The first rule of everything: never get cocky. Within a few days of my announcement that everything was stable with The Drugs and The Cancer, I developed an upset stomach. Like very upset, like I couldn’t digest much of anything. Also very painful cramps. And it kept going. I’m used to that happening every so often for a few days. That’s “normal.” But it just…kept…going.

There’s the normal exhaustion that goes with something like the stomach flu, except it won’t quit, and I’m on The Drugs which already make me fatigued, and the drugs I take for the riots happening in my lower intestine also make me tired. We are now approaching the three week mark. After some experimentation with prophylactic doses of Imodium over the weekend, today I am feeling like “me” for the first time in awhile. Not that I’d say everything is ok yet. I am slowly introducing things to my diet again and may even have a salad — a salad!!!! — with dinner tonight, to see what happens.

I actually googled “Imodium vs Lomotil” at one point to see if I should maybe make a switch (I can’t wait to see what kinds of ads I get served!). What I learned is that both are, at their heart, synthetic opiates. Which explains why I hate Imodium so much. Opiates make my head fuzzy, and I am a cheap date on drugs.

This also lead to a very fucked up work September for me. I am behind on almost everything except for my undergrad class, which I prioritized because it’s like a very large vehicle that doesn’t make sudden turns; and letters of recommendation, because deadlines aren’t going to wait for me. I am in a sense “lucky” to be working at home still since I doubt I would have been able to make it to campus some days where I taught or attended a meeting. I am definitionally lucky that I am teaching a course that is not a new prep. I’m also lucky that I have no urgent work deadlines coming up–a perk of having a book delayed at the printer.
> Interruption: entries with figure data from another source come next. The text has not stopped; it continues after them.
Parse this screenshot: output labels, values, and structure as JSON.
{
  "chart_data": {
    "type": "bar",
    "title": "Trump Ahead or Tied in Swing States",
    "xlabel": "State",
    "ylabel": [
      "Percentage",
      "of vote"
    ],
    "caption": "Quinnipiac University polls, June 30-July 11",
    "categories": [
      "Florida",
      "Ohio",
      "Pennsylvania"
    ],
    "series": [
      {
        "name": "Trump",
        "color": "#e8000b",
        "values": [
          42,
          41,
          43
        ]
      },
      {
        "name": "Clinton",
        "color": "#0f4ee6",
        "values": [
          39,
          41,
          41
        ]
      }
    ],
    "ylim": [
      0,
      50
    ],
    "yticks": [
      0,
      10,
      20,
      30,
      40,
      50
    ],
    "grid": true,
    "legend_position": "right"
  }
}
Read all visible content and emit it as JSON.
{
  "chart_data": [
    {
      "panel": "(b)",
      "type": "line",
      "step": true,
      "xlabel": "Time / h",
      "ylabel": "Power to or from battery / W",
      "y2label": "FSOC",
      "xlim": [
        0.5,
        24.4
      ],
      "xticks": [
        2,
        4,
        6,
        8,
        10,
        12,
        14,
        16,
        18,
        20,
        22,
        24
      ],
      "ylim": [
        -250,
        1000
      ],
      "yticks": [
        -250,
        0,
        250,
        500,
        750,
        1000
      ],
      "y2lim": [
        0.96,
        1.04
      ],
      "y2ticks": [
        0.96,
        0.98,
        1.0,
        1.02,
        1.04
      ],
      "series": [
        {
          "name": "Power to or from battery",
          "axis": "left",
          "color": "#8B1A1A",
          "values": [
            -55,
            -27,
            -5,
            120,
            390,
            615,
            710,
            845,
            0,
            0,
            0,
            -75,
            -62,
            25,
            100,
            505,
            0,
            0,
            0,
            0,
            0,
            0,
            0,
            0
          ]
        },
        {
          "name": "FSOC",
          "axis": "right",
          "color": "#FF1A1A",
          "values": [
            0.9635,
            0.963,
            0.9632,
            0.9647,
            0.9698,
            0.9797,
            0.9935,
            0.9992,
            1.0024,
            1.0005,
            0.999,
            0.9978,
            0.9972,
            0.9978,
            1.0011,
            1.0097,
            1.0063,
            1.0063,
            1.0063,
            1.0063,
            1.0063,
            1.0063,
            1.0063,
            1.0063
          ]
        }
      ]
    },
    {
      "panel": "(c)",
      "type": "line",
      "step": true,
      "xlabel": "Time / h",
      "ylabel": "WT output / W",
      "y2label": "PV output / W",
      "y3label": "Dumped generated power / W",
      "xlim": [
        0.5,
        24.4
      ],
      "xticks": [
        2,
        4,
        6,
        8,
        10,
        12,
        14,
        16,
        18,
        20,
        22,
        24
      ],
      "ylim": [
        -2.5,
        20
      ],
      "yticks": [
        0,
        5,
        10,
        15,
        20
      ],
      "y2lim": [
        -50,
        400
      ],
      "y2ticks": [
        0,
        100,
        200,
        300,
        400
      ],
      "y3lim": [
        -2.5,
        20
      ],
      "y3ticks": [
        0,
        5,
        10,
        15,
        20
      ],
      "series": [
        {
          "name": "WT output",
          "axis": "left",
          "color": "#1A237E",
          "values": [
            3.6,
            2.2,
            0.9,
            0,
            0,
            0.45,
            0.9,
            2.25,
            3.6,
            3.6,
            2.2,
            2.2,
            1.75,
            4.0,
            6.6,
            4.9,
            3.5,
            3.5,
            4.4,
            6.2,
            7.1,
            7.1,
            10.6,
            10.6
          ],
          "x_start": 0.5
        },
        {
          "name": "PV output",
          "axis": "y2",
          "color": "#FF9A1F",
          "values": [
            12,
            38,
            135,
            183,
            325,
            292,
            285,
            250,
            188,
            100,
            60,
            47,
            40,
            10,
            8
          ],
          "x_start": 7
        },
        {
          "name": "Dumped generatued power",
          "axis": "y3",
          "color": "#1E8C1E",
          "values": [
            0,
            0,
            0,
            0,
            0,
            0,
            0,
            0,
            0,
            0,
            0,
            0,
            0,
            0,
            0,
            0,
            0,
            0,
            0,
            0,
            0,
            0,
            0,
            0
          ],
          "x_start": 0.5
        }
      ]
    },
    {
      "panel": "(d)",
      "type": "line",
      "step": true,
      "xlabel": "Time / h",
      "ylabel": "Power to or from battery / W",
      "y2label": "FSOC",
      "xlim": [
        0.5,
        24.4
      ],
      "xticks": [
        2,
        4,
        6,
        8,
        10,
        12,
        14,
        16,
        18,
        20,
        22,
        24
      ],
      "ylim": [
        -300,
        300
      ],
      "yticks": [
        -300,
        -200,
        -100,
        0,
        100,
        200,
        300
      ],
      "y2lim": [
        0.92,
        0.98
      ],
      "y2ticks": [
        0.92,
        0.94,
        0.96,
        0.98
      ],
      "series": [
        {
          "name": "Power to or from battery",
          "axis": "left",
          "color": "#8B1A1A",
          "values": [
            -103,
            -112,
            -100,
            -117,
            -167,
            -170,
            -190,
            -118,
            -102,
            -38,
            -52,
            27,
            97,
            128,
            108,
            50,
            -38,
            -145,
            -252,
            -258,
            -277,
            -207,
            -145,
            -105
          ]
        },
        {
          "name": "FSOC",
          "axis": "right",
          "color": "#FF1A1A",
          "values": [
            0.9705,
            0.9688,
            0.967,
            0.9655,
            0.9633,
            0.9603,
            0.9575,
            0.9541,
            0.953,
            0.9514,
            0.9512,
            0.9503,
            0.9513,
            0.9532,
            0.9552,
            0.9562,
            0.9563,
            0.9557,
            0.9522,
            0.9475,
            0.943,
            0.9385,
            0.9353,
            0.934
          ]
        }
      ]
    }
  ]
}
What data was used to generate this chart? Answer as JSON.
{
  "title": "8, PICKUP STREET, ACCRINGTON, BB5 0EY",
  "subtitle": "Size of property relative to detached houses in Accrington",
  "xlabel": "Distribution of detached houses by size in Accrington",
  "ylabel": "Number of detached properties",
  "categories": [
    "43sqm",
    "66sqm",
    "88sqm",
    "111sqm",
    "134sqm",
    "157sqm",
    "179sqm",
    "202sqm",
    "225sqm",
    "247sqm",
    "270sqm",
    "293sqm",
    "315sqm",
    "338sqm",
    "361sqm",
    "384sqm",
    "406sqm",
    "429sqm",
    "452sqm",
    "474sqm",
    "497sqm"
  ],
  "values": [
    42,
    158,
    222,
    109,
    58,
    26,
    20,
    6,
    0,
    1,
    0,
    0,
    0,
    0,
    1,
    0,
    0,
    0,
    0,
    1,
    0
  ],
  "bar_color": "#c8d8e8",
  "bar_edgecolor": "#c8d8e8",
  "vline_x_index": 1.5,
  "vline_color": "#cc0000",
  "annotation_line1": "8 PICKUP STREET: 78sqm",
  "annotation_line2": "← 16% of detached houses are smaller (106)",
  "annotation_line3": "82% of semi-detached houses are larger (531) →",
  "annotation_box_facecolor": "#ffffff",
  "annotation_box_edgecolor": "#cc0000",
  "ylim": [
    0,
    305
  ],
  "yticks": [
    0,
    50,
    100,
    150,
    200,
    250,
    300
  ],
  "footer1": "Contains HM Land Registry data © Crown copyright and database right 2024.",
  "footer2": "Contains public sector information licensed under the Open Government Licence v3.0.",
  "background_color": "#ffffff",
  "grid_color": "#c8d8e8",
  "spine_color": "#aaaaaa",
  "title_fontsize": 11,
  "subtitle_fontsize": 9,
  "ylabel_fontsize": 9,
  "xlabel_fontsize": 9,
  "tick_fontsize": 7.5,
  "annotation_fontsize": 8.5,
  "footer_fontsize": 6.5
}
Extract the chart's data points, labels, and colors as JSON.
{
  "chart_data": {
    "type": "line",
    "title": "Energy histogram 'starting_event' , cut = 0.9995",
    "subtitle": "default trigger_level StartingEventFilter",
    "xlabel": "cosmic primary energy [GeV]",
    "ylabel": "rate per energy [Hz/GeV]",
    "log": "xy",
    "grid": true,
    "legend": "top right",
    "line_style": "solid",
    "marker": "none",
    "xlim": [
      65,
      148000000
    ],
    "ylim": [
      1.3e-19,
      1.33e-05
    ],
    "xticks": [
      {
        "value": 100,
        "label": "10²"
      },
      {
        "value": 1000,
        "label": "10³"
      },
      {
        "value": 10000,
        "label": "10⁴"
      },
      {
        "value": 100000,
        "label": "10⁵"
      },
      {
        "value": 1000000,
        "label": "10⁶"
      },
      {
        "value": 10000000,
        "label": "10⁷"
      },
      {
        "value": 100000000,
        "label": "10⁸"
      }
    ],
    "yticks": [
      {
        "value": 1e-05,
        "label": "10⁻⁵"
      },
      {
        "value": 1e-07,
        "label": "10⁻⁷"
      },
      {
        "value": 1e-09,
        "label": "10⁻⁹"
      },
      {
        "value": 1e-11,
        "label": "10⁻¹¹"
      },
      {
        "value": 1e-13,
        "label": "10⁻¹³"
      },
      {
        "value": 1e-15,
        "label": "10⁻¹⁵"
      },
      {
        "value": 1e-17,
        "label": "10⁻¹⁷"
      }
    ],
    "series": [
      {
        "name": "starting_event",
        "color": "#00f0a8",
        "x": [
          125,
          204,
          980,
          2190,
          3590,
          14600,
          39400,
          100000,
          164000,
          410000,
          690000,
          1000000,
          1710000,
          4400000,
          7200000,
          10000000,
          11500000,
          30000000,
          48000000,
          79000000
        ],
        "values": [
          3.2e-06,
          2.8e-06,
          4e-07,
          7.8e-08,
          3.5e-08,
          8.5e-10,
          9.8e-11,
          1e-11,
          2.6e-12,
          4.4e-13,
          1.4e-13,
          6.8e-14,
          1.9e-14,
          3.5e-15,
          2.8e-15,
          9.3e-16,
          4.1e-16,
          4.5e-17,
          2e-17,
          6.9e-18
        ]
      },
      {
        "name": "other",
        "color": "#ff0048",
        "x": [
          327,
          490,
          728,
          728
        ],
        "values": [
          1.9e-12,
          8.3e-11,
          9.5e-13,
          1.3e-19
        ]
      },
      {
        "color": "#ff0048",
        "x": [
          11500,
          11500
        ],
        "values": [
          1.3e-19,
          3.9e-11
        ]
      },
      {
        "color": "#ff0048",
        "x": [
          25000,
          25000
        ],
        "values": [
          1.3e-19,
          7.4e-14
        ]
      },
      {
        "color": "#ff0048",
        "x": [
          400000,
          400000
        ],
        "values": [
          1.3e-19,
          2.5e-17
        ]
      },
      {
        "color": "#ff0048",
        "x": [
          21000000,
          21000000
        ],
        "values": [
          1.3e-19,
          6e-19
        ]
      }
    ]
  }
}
And yet, it occurs to me that while I get disability leave as a benefit (complete with bureaucratic procedures and biocertification), there is no such thing as a sick day for profs, or in my case, sick weeks. Then again, last week things got really bad and I bailed on a bunch of meetings and appointments, as well as some meetups with friends and band practice (#FOMO, or perhaps #DOMO), so I guess I sort of made my own, which is certainly a privilege of the position. But the flip side of the independence that most faculty enjoy is the dependence that seems to come with it. We are solely responsible for an awful lot of things. I confess that I am not a good judge of when or how to say I am “out sick,” vs when I am “in sick.” [Insert line here from Deleuze and Guattari about the machine only working because it breaks down.]